Whole Hog—The Washington watchdog group Citizens Against Government Waste keeps a sharp eye on the under-reported phenomenon of pork barrel politics. That’s the antiquated system used by members of Congress to invisibly slip a total of billions of taxpayer dollars into legislation that steers big chunks of cash back to projects in their states and congressional districts. Nobody else monitors this sneaky fiscal butchery as thoroughly as the Citizens Against Government Waste.
To bring the latest pork barrel total for fiscal year 2005 to $27.3 billion, members of Congress stuffed financing for 13,997 special back-home projects into 13 appropriations bills.
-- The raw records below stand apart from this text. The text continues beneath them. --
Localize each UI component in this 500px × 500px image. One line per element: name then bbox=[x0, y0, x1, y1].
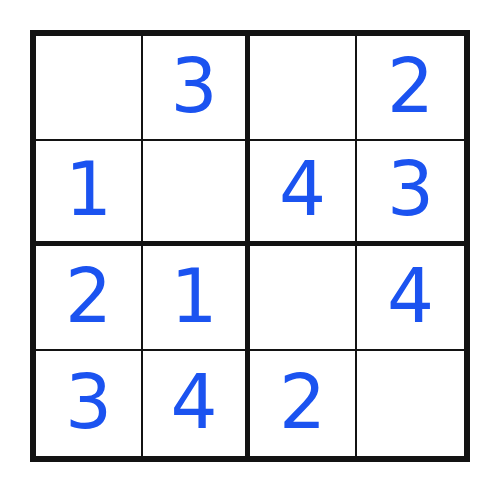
cell-r2c3: 4 bbox=[250, 141, 357, 246]
sudoku-board: 3 2 1 4 3 2 1 4 3 4 2 bbox=[30, 30, 470, 462]
cell-r1c2: 3 bbox=[143, 36, 250, 141]
cell-r3c1: 2 bbox=[36, 246, 143, 351]
cell-r2c1-digit: 1 bbox=[65, 152, 112, 226]
cell-r4c3-digit: 2 bbox=[279, 365, 326, 439]
cell-r3c4-digit: 4 bbox=[387, 259, 434, 333]
cell-r4c1: 3 bbox=[36, 351, 143, 456]
cell-r1c4-digit: 2 bbox=[387, 49, 434, 123]
cell-r2c4: 3 bbox=[357, 141, 464, 246]
cell-r3c1-digit: 2 bbox=[65, 259, 112, 333]
cell-r3c3[interactable] bbox=[250, 246, 357, 351]
cell-r2c2[interactable] bbox=[143, 141, 250, 246]
cell-r1c2-digit: 3 bbox=[170, 49, 217, 123]
cell-r3c2: 1 bbox=[143, 246, 250, 351]
cell-r4c3: 2 bbox=[250, 351, 357, 456]
cell-r4c1-digit: 3 bbox=[65, 365, 112, 439]
cell-r4c2-digit: 4 bbox=[170, 365, 217, 439]
cell-r1c1[interactable] bbox=[36, 36, 143, 141]
cell-r2c1: 1 bbox=[36, 141, 143, 246]
cell-r2c3-digit: 4 bbox=[279, 152, 326, 226]
cell-r3c2-digit: 1 bbox=[170, 259, 217, 333]
cell-r4c2: 4 bbox=[143, 351, 250, 456]
page-background: 3 2 1 4 3 2 1 4 3 4 2 bbox=[0, 0, 500, 500]
cell-r4c4[interactable] bbox=[357, 351, 464, 456]
cell-r1c3[interactable] bbox=[250, 36, 357, 141]
cell-r3c4: 4 bbox=[357, 246, 464, 351]
cell-r2c4-digit: 3 bbox=[387, 152, 434, 226]
cell-r1c4: 2 bbox=[357, 36, 464, 141]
The insertions were made secretively during committee revisions of appropriations measures, and most members of Congress remained unaware of them when the bills reached a floor vote.
The watchdog group’s 67-page paperback, The 2005 Congressional Pig Book Summary, includes a state-by-state table that shows Alaska as the most pigged-out state, with $645,502,000 in special projects—$984.85 per capita. Hawaii is right up there, with $573,926,000 in pork barrel projects—$454.47 per capita.
The Pig Book can be ordered for $5 by phone with a credit card at 1-800-232-6479 or by mail with a check sent to Citizens Against Government Waste, 1301 Connecticut Avenue N.W., Suite 400, Washington, DC 20036. Consult their website for more information.
Exterminated?—Pest control was the business of Representative Tom DeLay, in Sugar Land, Texas, before his first election to the House in 1984. DeLay is now in his eleventh term. “The Exterminator,” as he is known, when he is not called “The Hammer” for his intimidation of his colleagues, is the subject of growing speculation on his future. At issue is his arm-twisting role as the Republican majority leader in the House.
Wrapped in a growing cloak of scandal, can he be “decapitated as king of the Hill?” asked the British magazine The Economist last month. In the 1960s he was expelled by Baylor University; so why not now? The sense here is that he may be rebuked and demoted to ex-majority leader, but probably will not be ejected from the House.
A Double Whammy—Get a bike. The soaring cost of gasoline is one reason to get one, but now come the soaring rates—on top of the traffic jams—on toll roads. The trouble is that bicycles are not allowed on most of them.
The Wall Street Journal keeps track of prices on stocks, bonds—and now on trips to see Grandma. It forecasts a price rise of 56 percent for the tolls on the Illinois Tollway by the end of May, 43 percent on the Pennsylvania Turnpike, and 25 percent on the country’s longest toll road, the New York State Thruway, which will see its tolls rise from $14.70 to $18.50 for the full stretch.
Promoted as a drivers’ bargain, New Jersey’s Garden State Parkway is shutting down some of its traffic-jamming toll gates, but motorists who are used to paying 35 cents per line-up will now pay 70 cents per gate.
Even access to a shorter but sclerotic commuter artery, the 14-mile Dulles Toll Road in the Virginia suburbs of Washington, D.C., is doubling to $3. And the San Francisco-Oakland Bay Bridge goes from $2 to $3 this month. The tolls at nine commuter traffic bridges and tunnels in the New York City area rose 13 percent in March.
J. Edgar Who?—Newspapers neglected the story, but it got some attention on TV news. For a week or so, G-men, U.S. Marshals, and local police were shown rounding up as many as 10,000 “wanted” criminal suspects—most long known to law men but neglected by them. The public was treated to the unedifying spectacle of cops breaking down doors to make arrests (courtesy of unlabeled government video footage). It all seemed reminiscent of J. Edgar Hoover’s F.B.I., and a bit of former Attorney General John Ashcroft.
But this time it was the new attorney general, Alberto Gonzales, who was in charge, and who forked $900,000 in federal money to U.S. and state and local lawmen. He appeared at a Justice Department news conference to explain the raids. It appears that the police-neglected bad guys can now expect to spend at least some time in jail before they can appear before a case-jammed judge.